The Fundamentals of Freezing, Plus Freezer-Friendly Recipes
You heard it straight from the co-hosts on this morning's all-new episode of The Kitchen: Frozen foods can make mealtimes simpler, quicker and heartier. With the help of some ready-to-go ingredients in the freezer, Jeff prepared his Freezer Fry-Up with Sunny-Side-Up Eggs, a family-friendly meal made with frozen pork, sweet potatoes and corn. But being able to rely on a stocked freezer full of your family's ready-to-go staples requires a bit of planning, and it's important to know which foods freeze best and how to properly freeze them in order to ensure the best results.
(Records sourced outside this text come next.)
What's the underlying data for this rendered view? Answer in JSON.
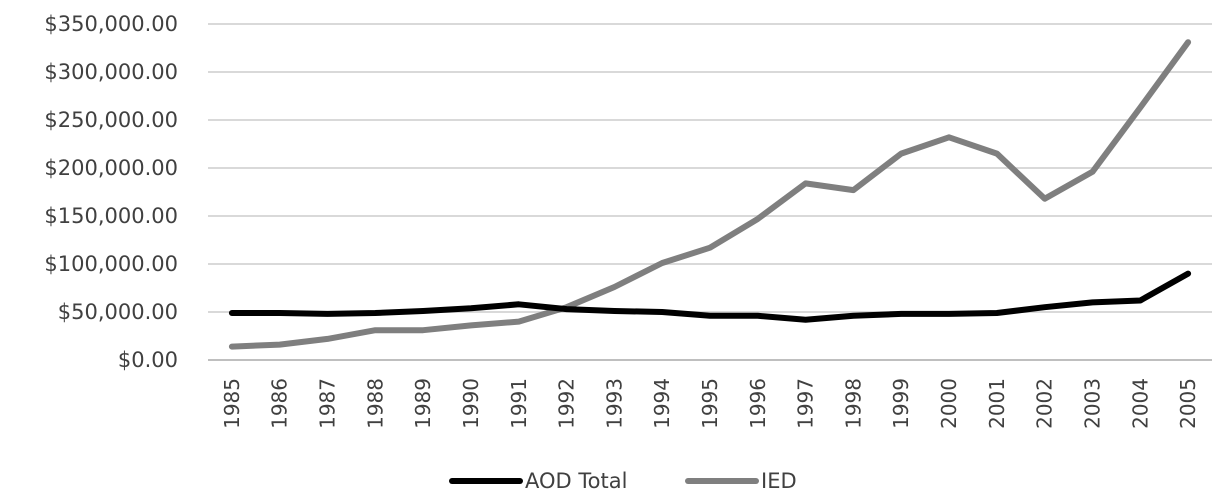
{
  "chart_data": {
    "type": "line",
    "title": "",
    "xlabel": "",
    "ylabel": "",
    "categories": [
      "1985",
      "1986",
      "1987",
      "1988",
      "1989",
      "1990",
      "1991",
      "1992",
      "1993",
      "1994",
      "1995",
      "1996",
      "1997",
      "1998",
      "1999",
      "2000",
      "2001",
      "2002",
      "2003",
      "2004",
      "2005"
    ],
    "ylim": [
      0,
      350000
    ],
    "y_ticks": [
      0,
      50000,
      100000,
      150000,
      200000,
      250000,
      300000,
      350000
    ],
    "y_tick_labels": [
      "$0.00",
      "$50,000.00",
      "$100,000.00",
      "$150,000.00",
      "$200,000.00",
      "$250,000.00",
      "$300,000.00",
      "$350,000.00"
    ],
    "grid": true,
    "legend_position": "bottom",
    "series": [
      {
        "name": "AOD Total",
        "color": "#000000",
        "values": [
          49000,
          49000,
          48000,
          49000,
          51000,
          54000,
          58000,
          53000,
          51000,
          50000,
          46000,
          46000,
          42000,
          46000,
          48000,
          48000,
          49000,
          55000,
          60000,
          62000,
          90000
        ]
      },
      {
        "name": "IED",
        "color": "#7f7f7f",
        "values": [
          14000,
          16000,
          22000,
          31000,
          31000,
          36000,
          40000,
          55000,
          76000,
          101000,
          117000,
          147000,
          184000,
          177000,
          215000,
          232000,
          215000,
          168000,
          196000,
          263000,
          331000
        ]
      }
    ]
  }
}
After all, no one wants to open the door to find freezer-burned ingredients. Check out a few of Food Network's top tips for preparing meat, vegetables and fruits for freezing, then get freezer-friendly recipes for any meal of the day.
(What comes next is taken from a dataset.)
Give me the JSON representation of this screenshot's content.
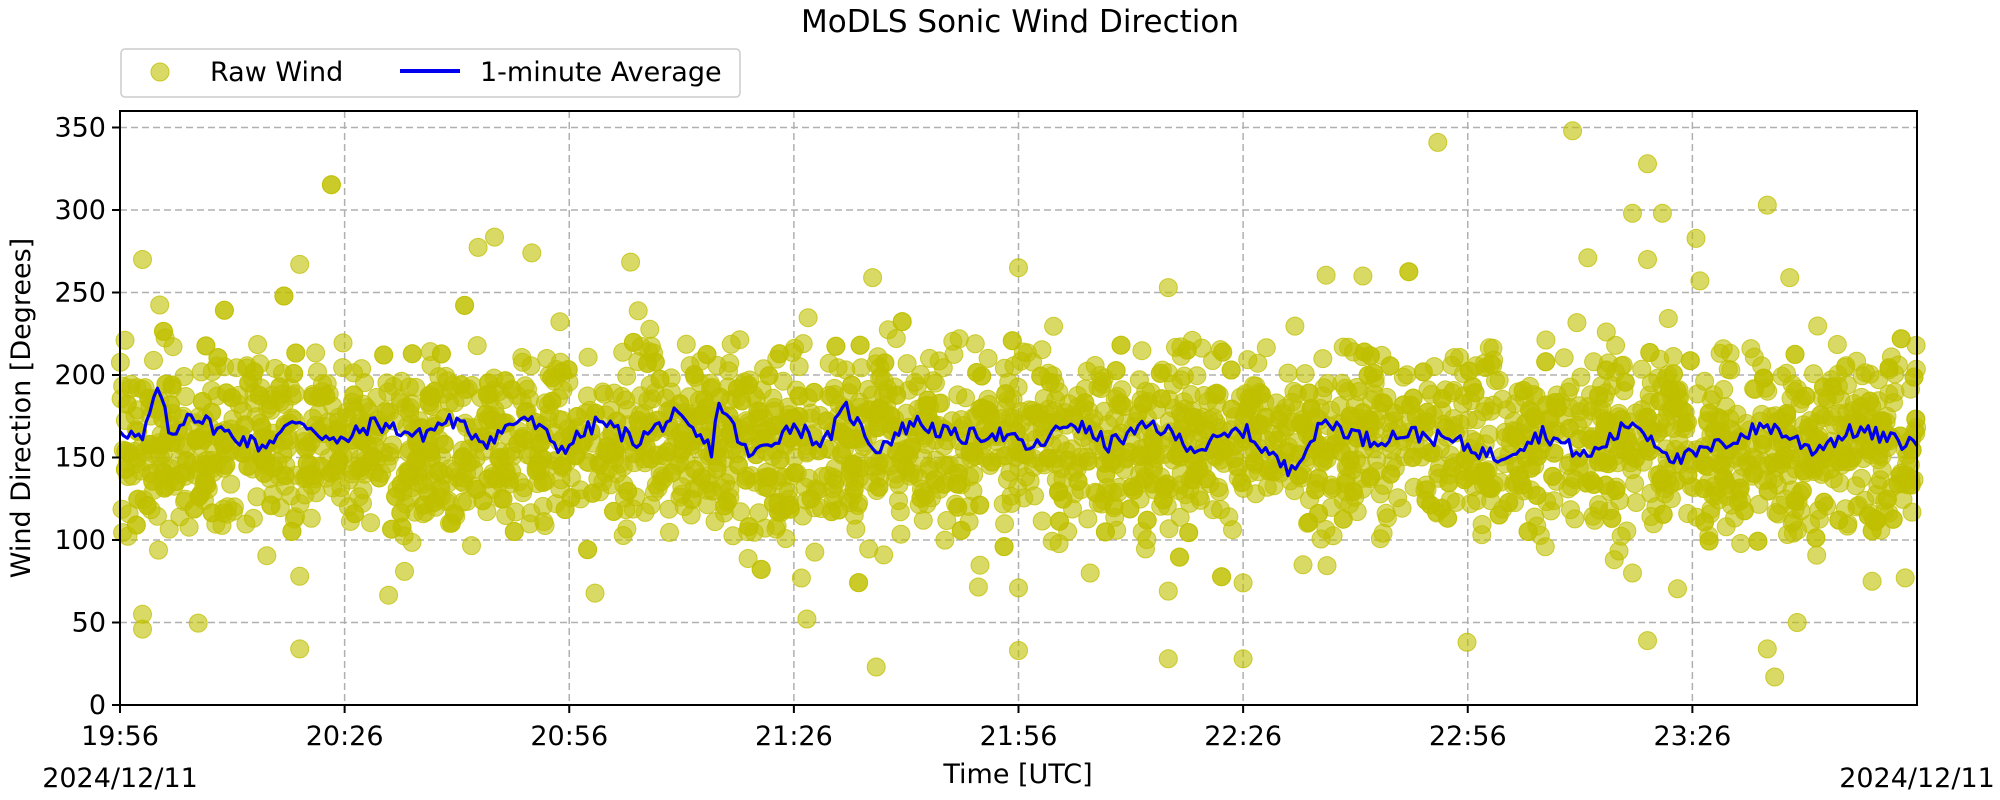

Storage Solutions: Picking the correct bag or bin for what it is you're freezing will help protect the food inside. It's important to try to limit the air around the food, so opt for re-sealable plastic bags, especially when freezing fruits and vegetables, or small containers if freezing liquids.
Portion Control: If you stock up on meat when it's on sale at the grocery store, try freezing it in individual servings. This way you can thaw only as much as you need; once meat has been thawed, it's best not to refreeze it — unless you'll break it down later for a stew.
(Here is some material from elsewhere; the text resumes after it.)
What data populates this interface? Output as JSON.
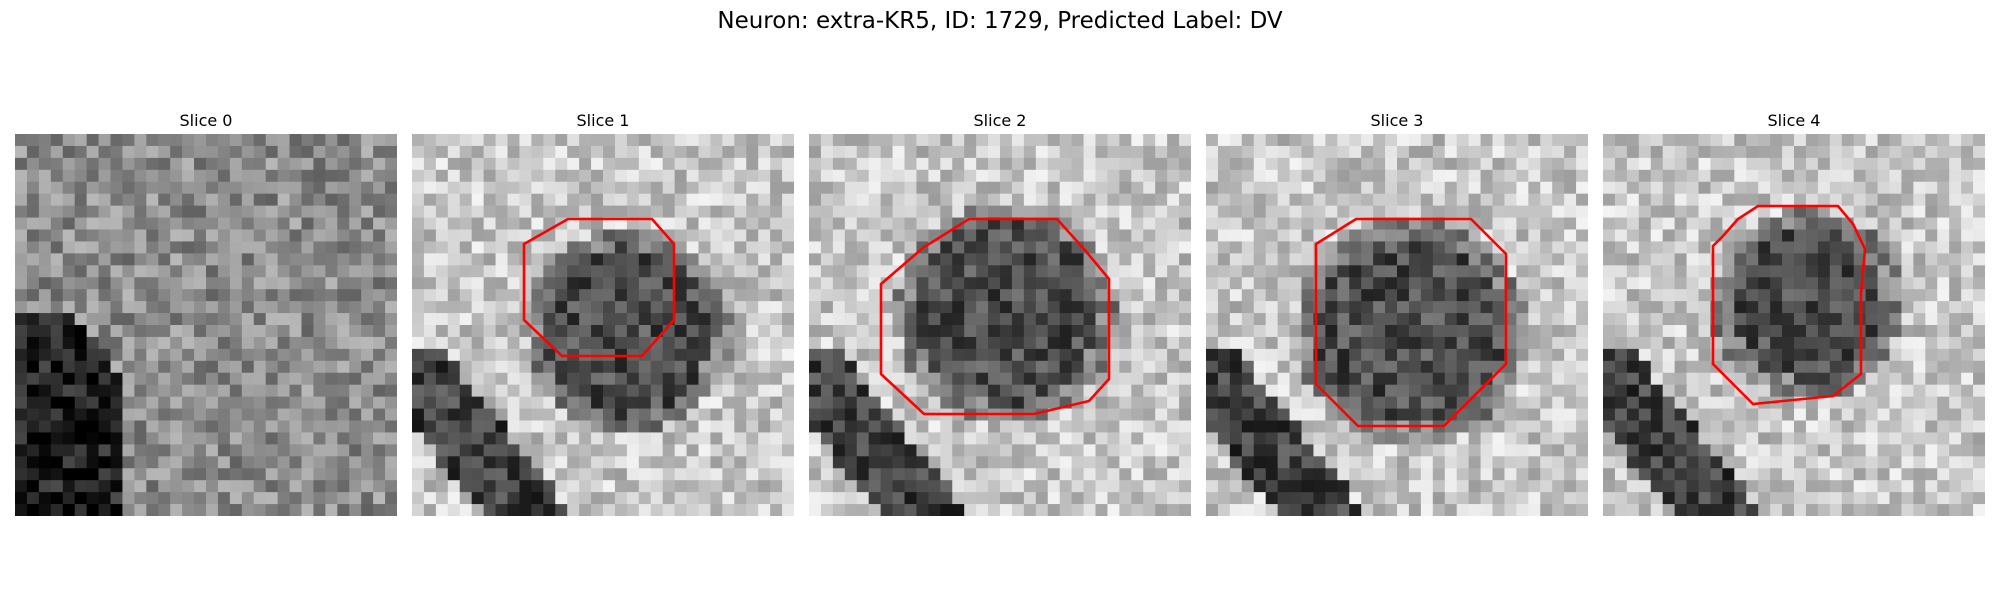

Prep Work: Precooking some produce, like vegetables and apples, may help maintain the taste and prevent the development of freezer burn, so it's a good idea to quickly blanch them before freezing. Berries are best left uncooked, but they should be carefully packaged; first freeze them on a flat surface, then transfer them to a plastic bag for long-term storage.
Save the Date: Just because food is stashed away in the freezer doesn't mean it will last forever. In general, meats will be good for between 3 and 5 months, vegetables for 2 to 3 months and fruits for up to 3 months. You can avoid throwing away potentially still-safe food if it's labeled; just write the packaging date on the plastic bag as a reminder.